By any measure, Avichai “Avi” Kremer is a success: He is the co-founder and chief executive officer of a successful nonprofit research organization and a biotech entrepreneur. He is a former captain in the Israel Defense Forces and has a master’s in business administration from Harvard University.
He is also in a race against time. Kremer suffers from amyotrophic lateral sclerosis, or ALS, a progressive, eventually fatal neurodegenerative disorder.
ALS affects nerve cells, called motor neurons, in the brain and spinal cord. When motor neurons die, the brain loses its ability to initiate and control muscle movement, eventually leading to near-total paralysis. Most people with ALS die of respiratory failure when the muscles required for breathing can longer do their job.
Kremer had just been admitted to Harvard Business School in 2004 when, at age 29, he was diagnosed with ALS. “I was a project manager at a defense and aerospace company in Israel,” said Kremer, who responded to questions via e-mail because he has difficulty speaking. “I had a loving girlfriend whom I planned to marry, and I was just admitted to one of the top business schools. Naturally, I was on top of the world.”
That world—and Kremer’s approach to living in it—changed with his diagnosis. Rather than focus his energy on his own disease, Kremer decided to wage war on ALS by increasing awareness about the disease and raising millions of dollars to fund ALS research in Israel and the United States.
“When the doctor tells you that you have three years on average to live, you need to decide what would give the most meaning to the rest of your life,” Kremer said. “To me, it was trying to make a difference in the world and fight back. Fighting back energizes me, stimulates my mind, enables me to interact with fascinating people, and forces me to stay active and not decay in self-pity. So, in a way, I’m managing my disease in the best way possible.”
Soon after he was diagnosed, Kremer, along with other students at Harvard Business School, raised more than $550,000 from the school’s community to fund ALS research. A year later, he took a leave of absence from Harvard to work as chief executive officer of IsrALS, the Israeli ALS Association, and helped to raise more than $2 million for numerous research projects in Israel.
Kremer returned to Harvard in January 2006 to complete his MBA. Before graduating, he and fellow student Nate Boaz founded Prize4Life, described on the company’s Web site as a “results-oriented nonprofit founded to accelerate” research on ALS and motor neuron disease, a closely related illness.
Prize4Life is different from most standard granting organizations in that it does not award grant money to fund research studies. Rather, it awards prize money once a researcher has achieved a specific goal: identification of a biomarker, diagnostic tool, therapeutic agent or disease model. Inspired by the X Prize Foundation, a nonprofit institute that fosters innovative competitions to bring about radical breakthroughs for the benefit of humanity, Prize4Life is one of the first organizations to attempt to translate this model to the biomedical field.
“The mission of the organization is to serve as a catalyst to finding a cure for ALS,” said Kremer, who is the organization’s CEO. “My vision is to close Prize4Life as soon as possible, because that will mean ALS is eradicated.”
In May, Prize4Life awarded its first $15,000 prizes to three U.S. and two foreign researchers for “best ideas” in ALS research. The organization recently launched a two-year, $1 million challenge for the discovery of a biomarker for measuring ALS disease progression.

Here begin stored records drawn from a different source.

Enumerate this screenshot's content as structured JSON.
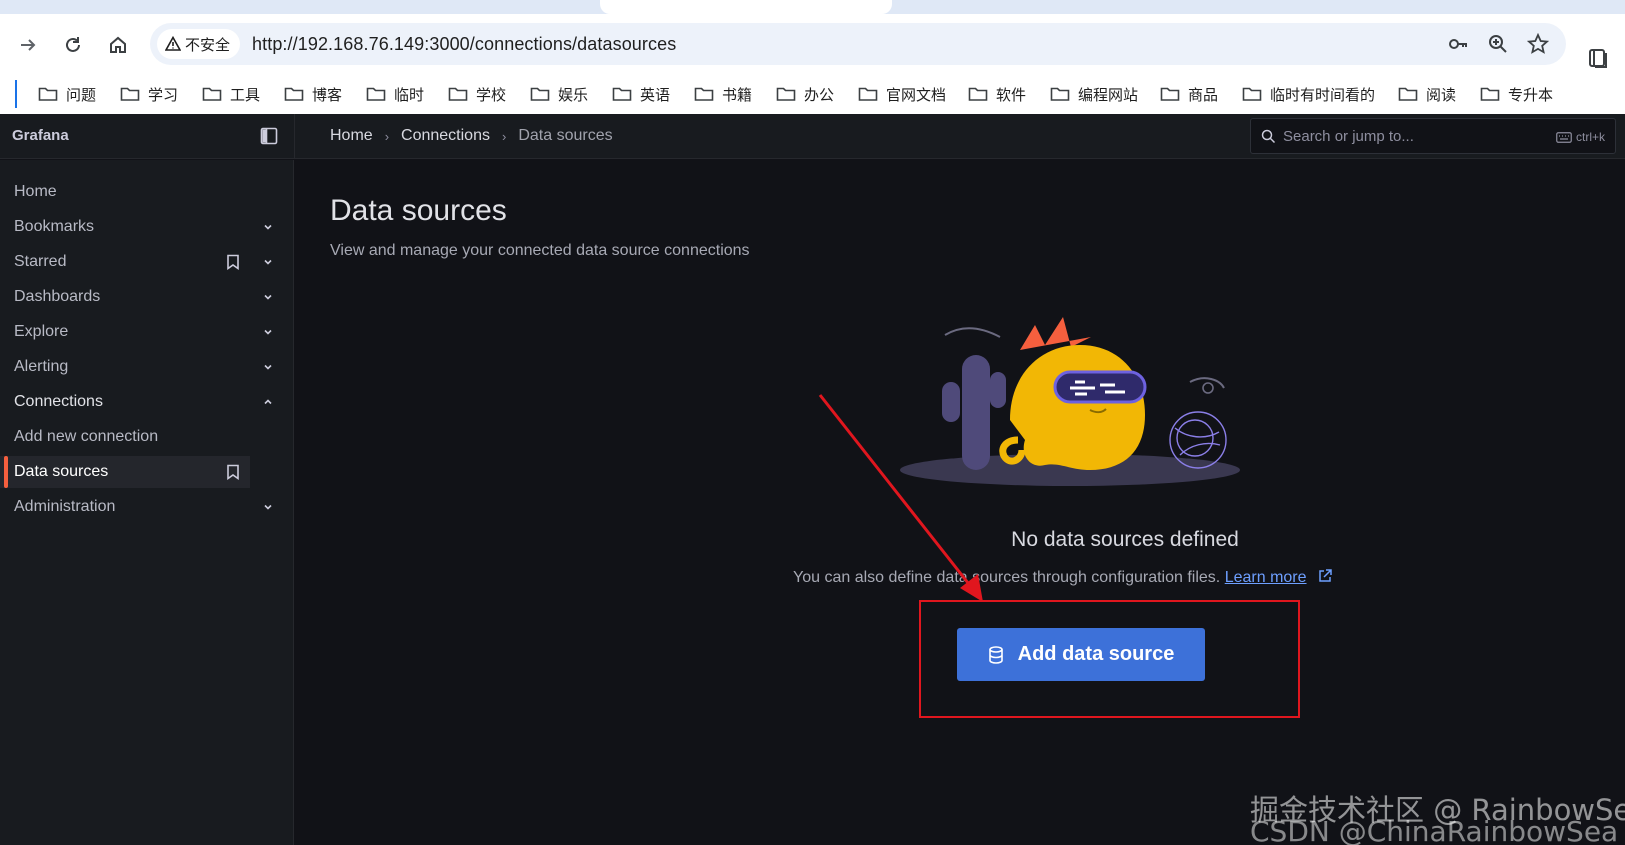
{
  "browser": {
    "security_label": "不安全",
    "url": "http://192.168.76.149:3000/connections/datasources",
    "bookmarks": [
      "问题",
      "学习",
      "工具",
      "博客",
      "临时",
      "学校",
      "娱乐",
      "英语",
      "书籍",
      "办公",
      "官网文档",
      "软件",
      "编程网站",
      "商品",
      "临时有时间看的",
      "阅读",
      "专升本"
    ]
  },
  "grafana": {
    "brand": "Grafana",
    "breadcrumb": [
      "Home",
      "Connections",
      "Data sources"
    ],
    "search_placeholder": "Search or jump to...",
    "search_shortcut": "ctrl+k",
    "nav": [
      {
        "label": "Home"
      },
      {
        "label": "Bookmarks"
      },
      {
        "label": "Starred"
      },
      {
        "label": "Dashboards"
      },
      {
        "label": "Explore"
      },
      {
        "label": "Alerting"
      },
      {
        "label": "Connections"
      },
      {
        "label": "Add new connection"
      },
      {
        "label": "Data sources"
      },
      {
        "label": "Administration"
      }
    ],
    "page_title": "Data sources",
    "page_subtitle": "View and manage your connected data source connections",
    "empty_title": "No data sources defined",
    "empty_text": "You can also define data sources through configuration files.",
    "learn_more": "Learn more",
    "add_button": "Add data source"
  },
  "watermark": {
    "line1": "掘金技术社区 @ RainbowSea",
    "line2": "CSDN @ChinaRainbowSea"
  },
  "colors": {
    "accent": "#3d71d9",
    "active_indicator": "#f55f3e",
    "annotation_red": "#e0161e"
  }
}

Last month the ALS Association, the nation’s largest privately funded organization dedicated to finding a cure for ALS, recognized Kremer’s contributions to the ALS community by awarding him its highest honor, the Lawrence A. Rand Prize. In a press release announcing the award, the ALS Association said Kremer has “accomplished as much in three years as an advocate as many do in a lifetime.”
The real award to him, he says, is that different ALS organizations are taking complementary approaches and working together to help patients.
Kremer, who is confined to a wheelchair and communicates primarily via computer, shows no signs of slowing down. As a businessman, he considers the lack of an ALS cure to be a “ ‘market failure’ that humanity failed to address for over a century,” and he is “fascinated by working to solve it.”
“It is difficult to think about the mortality of a close friend,” said Boaz, Prize4Life’s co-founder, but he acknowledges that his and Kremer’s work will help many who suffer from ALS.
“There’s a saying in combat that ‘you don’t fight to win the war; you fight to save the guy next to you,’ ” Boaz said. “Avi is the guy next to me.”
Kremer knows the inevitability of ALS, but he doesn’t think of his work in terms of a legacy.
“I live my life day-to-day and try to live each day to the fullest,” Kremer said. “If I am able to find a cure, my legacy will be my kids and grandkids.”